The third SDG is the target of ensuring “healthy lives and promoting well-being for all at all ages”, but the guarantee of a right to health care has suffered major setbacks in Spain. Since the approval of Royal Decree 16/2012 in August 2012, around 750,000 people, every immigrant in an “irregular administrative situation” except children and pregnant women, have lost their right to free health care, except in emergency cases. The latter proviso has not always been fulfilled. The measure has been described as unjust by various international organisations, as well as unnecessarily increasing the amount of emergency cases. In 2015, the Spanish government announced it would return the right to illegal immigrants, but as yet has not finalised how.

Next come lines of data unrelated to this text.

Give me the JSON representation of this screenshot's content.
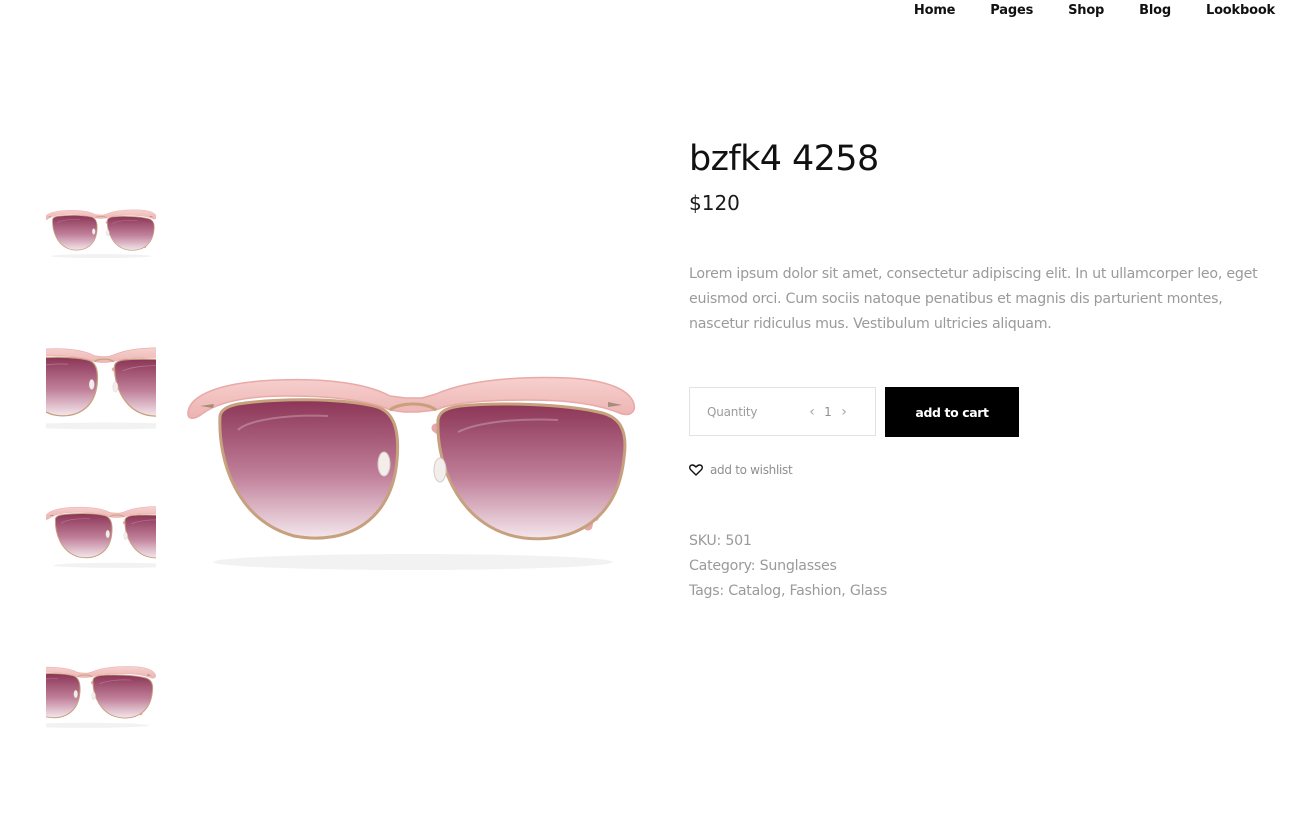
{
  "nav": {
    "items": [
      {
        "label": "Home"
      },
      {
        "label": "Pages"
      },
      {
        "label": "Shop"
      },
      {
        "label": "Blog"
      },
      {
        "label": "Lookbook"
      }
    ]
  },
  "product": {
    "title": "bzfk4 4258",
    "price": "$120",
    "description": "Lorem ipsum dolor sit amet, consectetur adipiscing elit. In ut ullamcorper leo, eget euismod orci. Cum sociis natoque penatibus et magnis dis parturient montes, nascetur ridiculus mus. Vestibulum ultricies aliquam.",
    "quantity_label": "Quantity",
    "quantity_value": "1",
    "add_to_cart_label": "add to cart",
    "wishlist_label": "add to wishlist",
    "sku_label": "SKU:",
    "sku_value": "501",
    "category_label": "Category:",
    "category_value": "Sunglasses",
    "tags_label": "Tags:",
    "tags": [
      {
        "label": "Catalog"
      },
      {
        "label": "Fashion"
      },
      {
        "label": "Glass"
      }
    ]
  },
  "icons": {
    "heart": "heart-icon",
    "quantity_decrease": "chevron-left-icon",
    "quantity_increase": "chevron-right-icon"
  },
  "colors": {
    "frame": "#f3c4c3",
    "lens": "#a34d6d",
    "button": "#000000"
  }
}
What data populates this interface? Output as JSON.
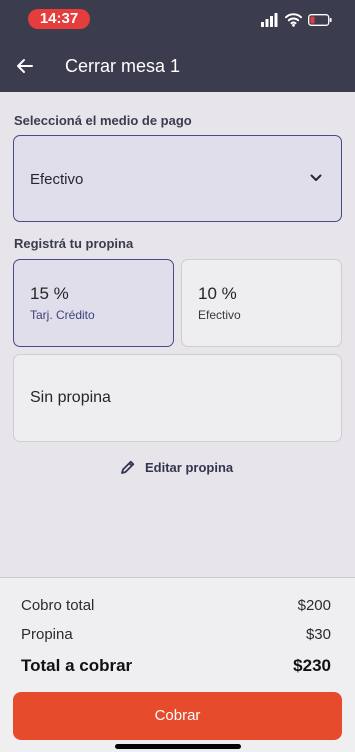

To achieve its goals, Spain must provide free universal health care to anyone, regardless of their administrative situation. Repealing the decree of August 2012 would be a step in the right direction. Health care systems must also be properly financed in order to reverse the trend of cuts and medical personnel layoffs. Public spending on the private sector should also be reduced.
“Ensure inclusive and equitable quality education and promote lifelong learning opportunities for all” is the fourth SDG 4. Spain’s early school leaving rate has reduced in recent years, but 2014’s rate of 21.9% is still above the 2020 goal of 15%. Public spending on education has reduced. and the 2013 figure of 4.31% of GDP was below the rest of Europe. There are also other shortcomings, such as school performance, which is also lower than the European average.
Madrid will have to ensure that by 2030 the dropout rate is below 10%. To achieve this, appropriate sources will have to be allocated to help students complete their education.
According to the report, the crisis impacted on gender equality, and as achieve gender equality and empowering all women and girls is the fifth SDG, Spain will have to make further efforts to achieve this target. Time spent doing housework is still unbalanced, women spend an average of 4.29 hours a day on it, while men only spend 2.32. In general, gender equality and inclusion in public life has progressed, but sexist cultural patterns remain. The most concerning factor is violence against women, which according to the report, is “the most brutal expression of inequality”. In 2014, there were 136,742 cases of domestic abuse and 54 women were murdered.
Achieving the goal by 2030 depends on gender having no influence over an individual’s wage. As an intermediate stepping stone, Spain should have reduced the pay gap to 15% from 19.3% by 2020. Measures intended to promote equality and eliminate prejudices must also be extended.
The report also outlines Spain’s situation as regards; inequality reduction within and among countries, ensuring sustainable consumption and production patterns, combatting climate change and strengthening sustainable development.